I was heavily involved in the Dalai Lama affair. In the light of that, I have learned—one needs to learn in life. Had the Dalai Lama situation been handled very slightly differently, our relationship with the Chinese would have been much easier in the past two or three years.
It is important that we have good relations with the Chinese. I believe a member of the royal family will visit China next year, and we have high-level leadership visits next year both in this country and in China. Rather than meeting each other head to head, we are more likely to achieve what we want to achieve in Hong Kong through good relationships. There has been substantial progress.
I was about to wind up, but my hon. Friend is itching to get in.
I pay tribute to my hon. Friend’s work in the international department of the Conservative party, which he has done for a long time. He has told us what he said to the Chinese delegation, but will he allude to its response?
I am more than happy to do so, because I conveyed the response to my right hon. Friend the Member for Croydon South (Sir Richard Ottaway). The Chinese delegation said in terms that, if the Foreign Affairs Committee were to press ahead with its visit, it would be barred entry. When I went to Hong Kong a fortnight ago, I did not need a visa. Therefore, the Chinese have to take other action to bar entry, such as stopping my right hon. Friend and the Committee from getting on the plane. Bearing that in mind, this is an extremely serious occurrence. The Chinese made it clear that they understood that, because they said that there would be harm to British-Sino relations. That is the response I conveyed to my right hon. Friend. He rightly took his own decision after taking counsel from his Committee—they decided to press ahead with the visit. That is the state of affairs.

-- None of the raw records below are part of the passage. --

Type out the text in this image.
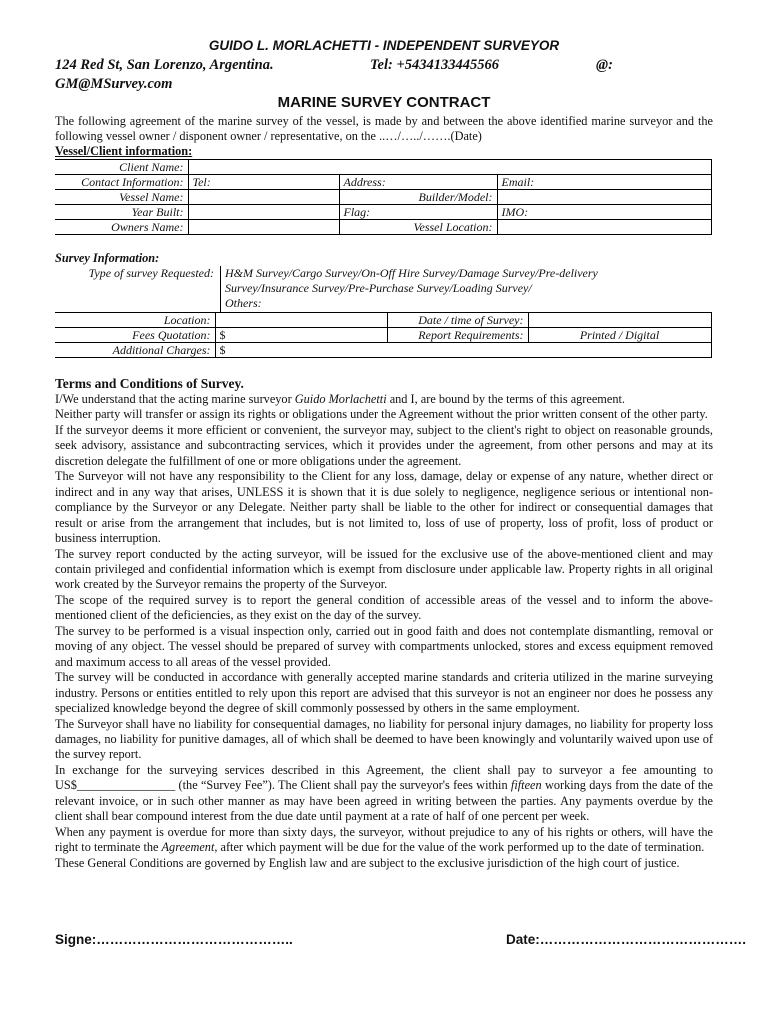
GUIDO L. MORLACHETTI - INDEPENDENT SURVEYOR
124 Red St, San Lorenzo, Argentina.	Tel: +5434133445566	@:
GM@MSurvey.com
MARINE SURVEY CONTRACT
The following agreement of the marine survey of the vessel, is made by and between the above identified marine surveyor and the following vessel owner / disponent owner / representative, on the ..…/…../…….(Date)
Vessel/Client information:
Client Name:			
Contact Information:	Tel:	Address:	Email:
Vessel Name:		Builder/Model:	
Year Built:		Flag:	IMO:
Owners Name:		Vessel Location:	
Survey Information:
Type of survey Requested: H&M Survey/Cargo Survey/On-Off Hire Survey/Damage Survey/Pre-delivery
Survey/Insurance Survey/Pre-Purchase Survey/Loading Survey/
Others:
Location:		Date / time of Survey:	
Fees Quotation:	$	Report Requirements:	Printed / Digital
Additional Charges:	$		
Terms and Conditions of Survey.

I/We understand that the acting marine surveyor Guido Morlachetti and I, are bound by the terms of this agreement.

Neither party will transfer or assign its rights or obligations under the Agreement without the prior written consent of the other party.

If the surveyor deems it more efficient or convenient, the surveyor may, subject to the client's right to object on reasonable grounds, seek advisory, assistance and subcontracting services, which it provides under the agreement, from other persons and may at its discretion delegate the fulfillment of one or more obligations under the agreement.

The Surveyor will not have any responsibility to the Client for any loss, damage, delay or expense of any nature, whether direct or indirect and in any way that arises, UNLESS it is shown that it is due solely to negligence, negligence serious or intentional non-compliance by the Surveyor or any Delegate. Neither party shall be liable to the other for indirect or consequential damages that result or arise from the arrangement that includes, but is not limited to, loss of use of property, loss of profit, loss of product or business interruption.

The survey report conducted by the acting surveyor, will be issued for the exclusive use of the above-mentioned client and may contain privileged and confidential information which is exempt from disclosure under applicable law. Property rights in all original work created by the Surveyor remains the property of the Surveyor.

The scope of the required survey is to report the general condition of accessible areas of the vessel and to inform the above-mentioned client of the deficiencies, as they exist on the day of the survey.

The survey to be performed is a visual inspection only, carried out in good faith and does not contemplate dismantling, removal or moving of any object. The vessel should be prepared of survey with compartments unlocked, stores and excess equipment removed and maximum access to all areas of the vessel provided.

The survey will be conducted in accordance with generally accepted marine standards and criteria utilized in the marine surveying industry. Persons or entities entitled to rely upon this report are advised that this surveyor is not an engineer nor does he possess any specialized knowledge beyond the degree of skill commonly possessed by others in the same employment.

The Surveyor shall have no liability for consequential damages, no liability for personal injury damages, no liability for property loss damages, no liability for punitive damages, all of which shall be deemed to have been knowingly and voluntarily waived upon use of the survey report.

In exchange for the surveying services described in this Agreement, the client shall pay to surveyor a fee amounting to US$________________ (the “Survey Fee”). The Client shall pay the surveyor's fees within fifteen working days from the date of the relevant invoice, or in such other manner as may have been agreed in writing between the parties. Any payments overdue by the client shall bear compound interest from the due date until payment at a rate of half of one percent per week.

When any payment is overdue for more than sixty days, the surveyor, without prejudice to any of his rights or others, will have the right to terminate the Agreement, after which payment will be due for the value of the work performed up to the date of termination.

These General Conditions are governed by English law and are subject to the exclusive jurisdiction of the high court of justice.

Signe:……………………………………..	Date:……………………………………….
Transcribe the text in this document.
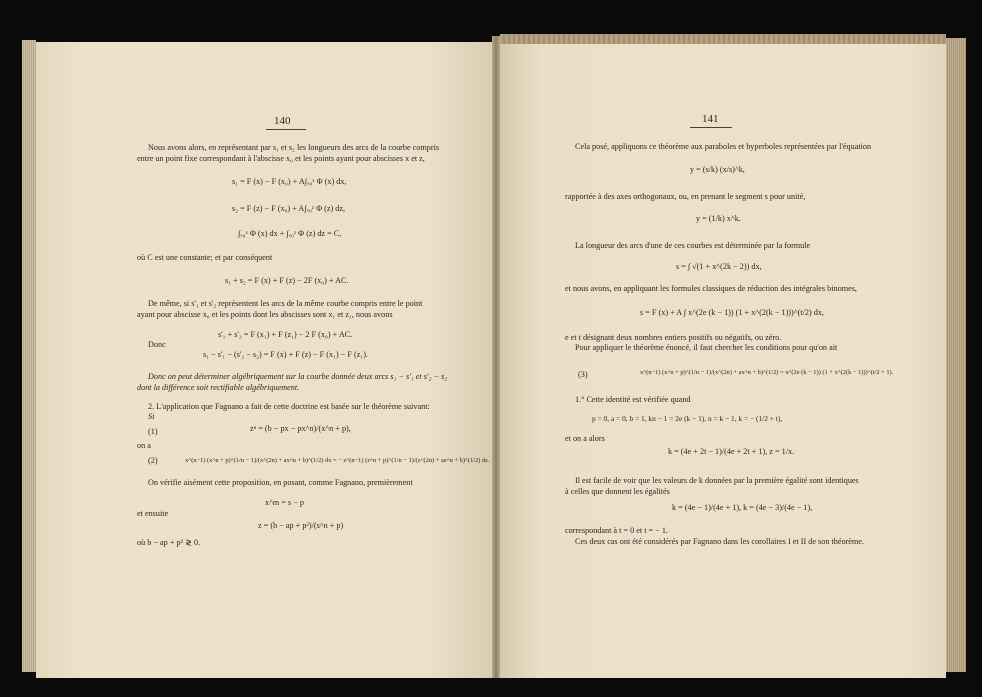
140
Nous avons alors, en représentant par s₁ et s₂ les longueurs des arcs de la courbe compris
entre un point fixe correspondant à l'abscisse x₀ et les points ayant pour abscisses x et z,
s₁ = F (x) − F (x₀) + A∫ₓ₀ˣ Φ (x) dx,
s₂ = F (z) − F (x₀) + A∫ₓ₀ᶻ Φ (z) dz,
∫ₓ₀ˣ Φ (x) dx + ∫ₓ₀ᶻ Φ (z) dz = C,
où C est une constante; et par conséquent
s₁ + s₂ = F (x) + F (z) − 2F (x₀) + AC.
De même, si s'₁ et s'₂ représentent les arcs de la même courbe compris entre le point
ayant pour abscisse x₀ et les points dont les abscisses sont x₁ et z₁, nous avons
s'₁ + s'₂ = F (x₁) + F (z₁) − 2 F (x₀) + AC.
Donc
s₁ − s'₁ − (s'₂ − s₂) = F (x) + F (z) − F (x₁) − F (z₁).
Donc on peut déterminer algébriquement sur la courbe donnée deux arcs s₁ − s'₁ et s'₂ − s₂
dont la différence soit rectifiable algébriquement.
2. L'application que Fagnano a fait de cette doctrine est basée sur le théorème suivant:
Si
(1)	zⁿ = (b − px − px^n)/(x^n + p),
on a
(2)	x^(n−1) (x^n + p)^(1/n − 1)/(x^(2n) + ax^n + b)^(1/2) dx = − z^(n−1) (z^n + p)^(1/n − 1)/(z^(2n) + az^n + b)^(1/2) dz.
On vérifie aisément cette proposition, en posant, comme Fagnano, premièrement
x^m = s − p
et ensuite
z = (b − ap + p²)/(s^n + p)
où b − ap + p² ≷ 0.
141
Cela posé, appliquons ce théorème aux paraboles et hyperboles représentées par l'équation
y = (s/k) (x/s)^k,
rapportée à des axes orthogonaux, ou, en prenant le segment s pour unité,
y = (1/k) x^k.
La longueur des arcs d'une de ces courbes est déterminée par la formule
s = ∫ √(1 + x^(2k − 2)) dx,
et nous avons, en appliquant les formules classiques de réduction des intégrales binomes,
s = F (x) + A ∫ x^(2e (k − 1)) (1 + x^(2(k − 1)))^(t/2) dx,
e et t désignant deux nombres entiers positifs ou négatifs, ou zéro.
Pour appliquer le théorème énoncé, il faut chercher les conditions pour qu'on ait
(3)	x^(n−1) (x^n + p)^(1/n − 1)/(x^(2n) + ax^n + b)^(1/2) = x^(2e (k − 1)) (1 + x^(2(k − 1)))^(t/2 + 1).
1.° Cette identité est vérifiée quand
p = 0, a = 0, b = 1, kn − 1 = 2e (k − 1), n = k − 1, k = − (1/2 + t),
et on a alors
k = (4e + 2t − 1)/(4e + 2t + 1), z = 1/x.
Il est facile de voir que les valeurs de k données par la première égalité sont identiques
à celles que donnent les égalités
k = (4e − 1)/(4e + 1), k = (4e − 3)/(4e − 1),
correspondant à t = 0 et t = − 1.
Ces deux cas ont été considérés par Fagnano dans les corollaires I et II de son théorème.
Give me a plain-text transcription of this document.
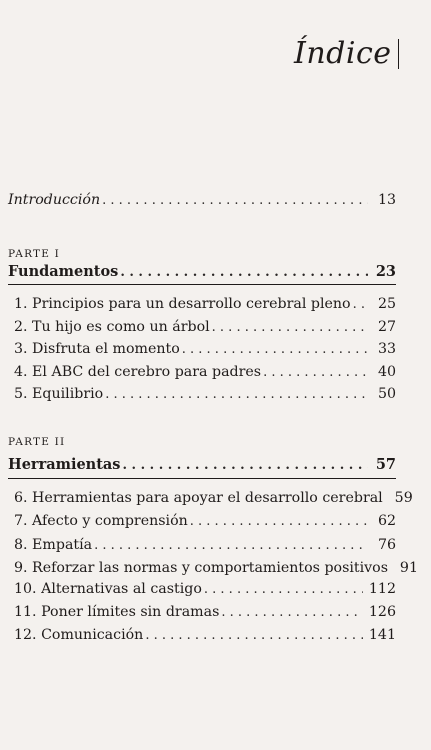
Índice
Introducción . . .	13
PARTE I
Fundamentos . . .	23
1. Principios para un desarrollo cerebral pleno . . . 25
2. Tu hijo es como un árbol . . .	27
3. Disfruta el momento . . .	33
4. El ABC del cerebro para padres . . .	40
5. Equilibrio . . .	50
PARTE II
Herramientas . . .	57
6. Herramientas para apoyar el desarrollo cerebral 59
7. Afecto y comprensión . . .	62
8. Empatía . . .	76
9. Reforzar las normas y comportamientos positivos 91
10. Alternativas al castigo . . .	112
11. Poner límites sin dramas . . .	126
12. Comunicación . . .	141
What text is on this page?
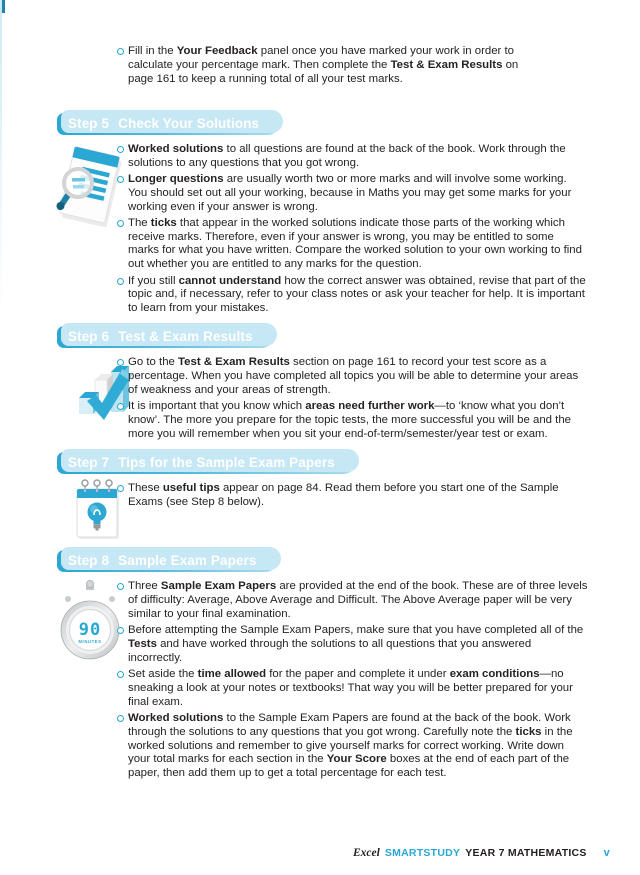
Fill in the Your Feedback panel once you have marked your work in order to calculate your percentage mark. Then complete the Test & Exam Results on page 161 to keep a running total of all your test marks.
Step 5 Check Your Solutions
Worked solutions to all questions are found at the back of the book. Work through the solutions to any questions that you got wrong.
Longer questions are usually worth two or more marks and will involve some working. You should set out all your working, because in Maths you may get some marks for your working even if your answer is wrong.
The ticks that appear in the worked solutions indicate those parts of the working which receive marks. Therefore, even if your answer is wrong, you may be entitled to some marks for what you have written. Compare the worked solution to your own working to find out whether you are entitled to any marks for the question.
If you still cannot understand how the correct answer was obtained, revise that part of the topic and, if necessary, refer to your class notes or ask your teacher for help. It is important to learn from your mistakes.
Step 6 Test & Exam Results
Go to the Test & Exam Results section on page 161 to record your test score as a percentage. When you have completed all topics you will be able to determine your areas of weakness and your areas of strength.
It is important that you know which areas need further work—to ‘know what you don’t know’. The more you prepare for the topic tests, the more successful you will be and the more you will remember when you sit your end-of-term/semester/year test or exam.
Step 7 Tips for the Sample Exam Papers
These useful tips appear on page 84. Read them before you start one of the Sample Exams (see Step 8 below).
Step 8 Sample Exam Papers
90
MINUTES
Three Sample Exam Papers are provided at the end of the book. These are of three levels of difficulty: Average, Above Average and Difficult. The Above Average paper will be very similar to your final examination.
Before attempting the Sample Exam Papers, make sure that you have completed all of the Tests and have worked through the solutions to all questions that you answered incorrectly.
Set aside the time allowed for the paper and complete it under exam conditions—no sneaking a look at your notes or textbooks! That way you will be better prepared for your final exam.
Worked solutions to the Sample Exam Papers are found at the back of the book. Work through the solutions to any questions that you got wrong. Carefully note the ticks in the worked solutions and remember to give yourself marks for correct working. Write down your total marks for each section in the Your Score boxes at the end of each part of the paper, then add them up to get a total percentage for each test.
Excel SMARTSTUDY YEAR 7 MATHEMATICS v
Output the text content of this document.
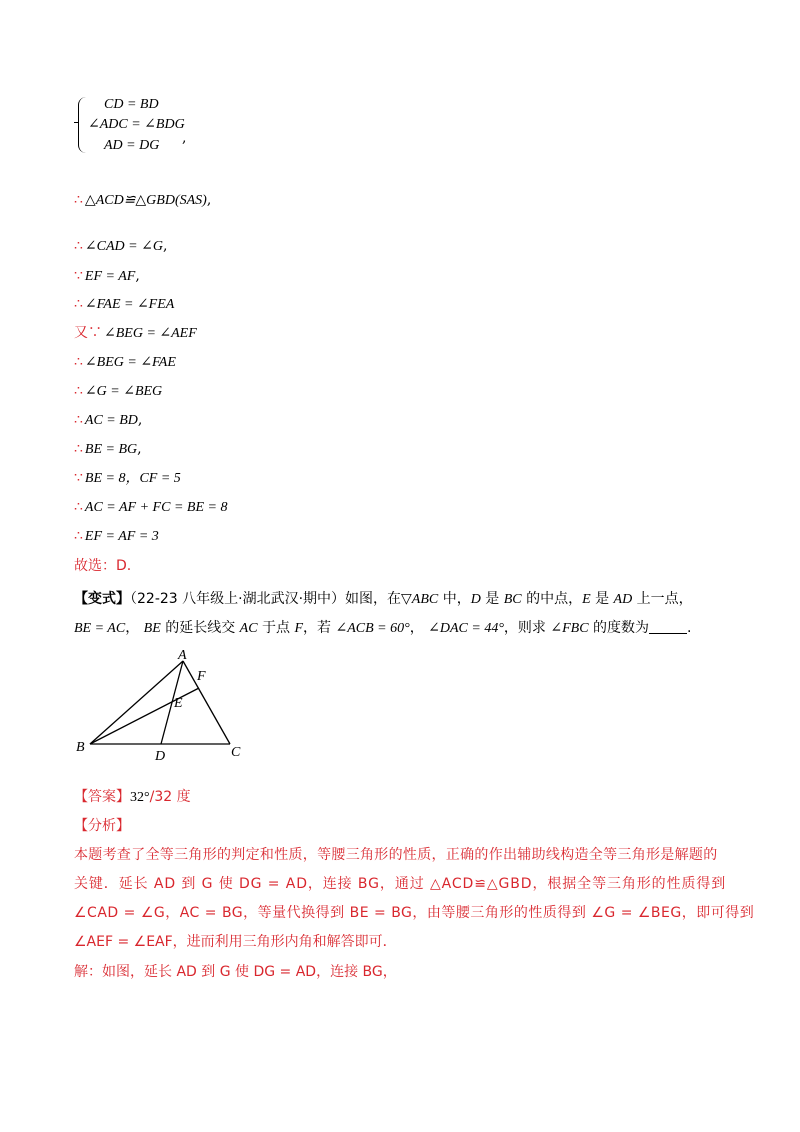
CD = BD
∠ADC = ∠BDG
AD = DG ,
∴ △ACD≌△GBD(SAS),
∴ ∠CAD = ∠G,
∵ EF = AF,
∴ ∠FAE = ∠FEA
又∵ ∠BEG = ∠AEF
∴ ∠BEG = ∠FAE
∴ ∠G = ∠BEG
∴ AC = BD,
∴ BE = BG,
∵ BE = 8，CF = 5
∴ AC = AF + FC = BE = 8
∴ EF = AF = 3
故选：D.
【变式】（22-23 八年级上·湖北武汉·期中）如图，在▽ABC 中，D 是 BC 的中点，E 是 AD 上一点，
BE = AC， BE 的延长线交 AC 于点 F，若 ∠ACB = 60°， ∠DAC = 44°，则求 ∠FBC 的度数为	.
A
B	C
D
E
F
【答案】32°/32 度
【分析】
本题考查了全等三角形的判定和性质，等腰三角形的性质，正确的作出辅助线构造全等三角形是解题的
关键．延长 AD 到 G 使 DG = AD，连接 BG，通过 △ACD≌△GBD，根据全等三角形的性质得到
∠CAD = ∠G，AC = BG，等量代换得到 BE = BG，由等腰三角形的性质得到 ∠G = ∠BEG，即可得到
∠AEF = ∠EAF，进而利用三角形内角和解答即可．
解：如图，延长 AD 到 G 使 DG = AD，连接 BG，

I say to the House that we should have quiet diplomacy. It is in everybody’s interest that this country has excellent relations with China. That does not mean to say that we should not criticise China quietly behind the scenes over human rights, animal rights and various aspects that we do not like. I would say this to the Chinese: please follow the dictum of Deng Xiaoping; please be an internationalist country; and please do not start closing in and becoming isolationist—one or two trends have emerged in the past two months since the change of leadership. After all, Deng Xiaoping said that a flow of water must be carefully channelled. A former Prime Minister of this country said we should trust the people. I say this to the Chinese authorities: let us trust the people of Hong Kong; let us keep Hong Kong the jewel that it is; and let us include everybody in that growth and increasing prosperity.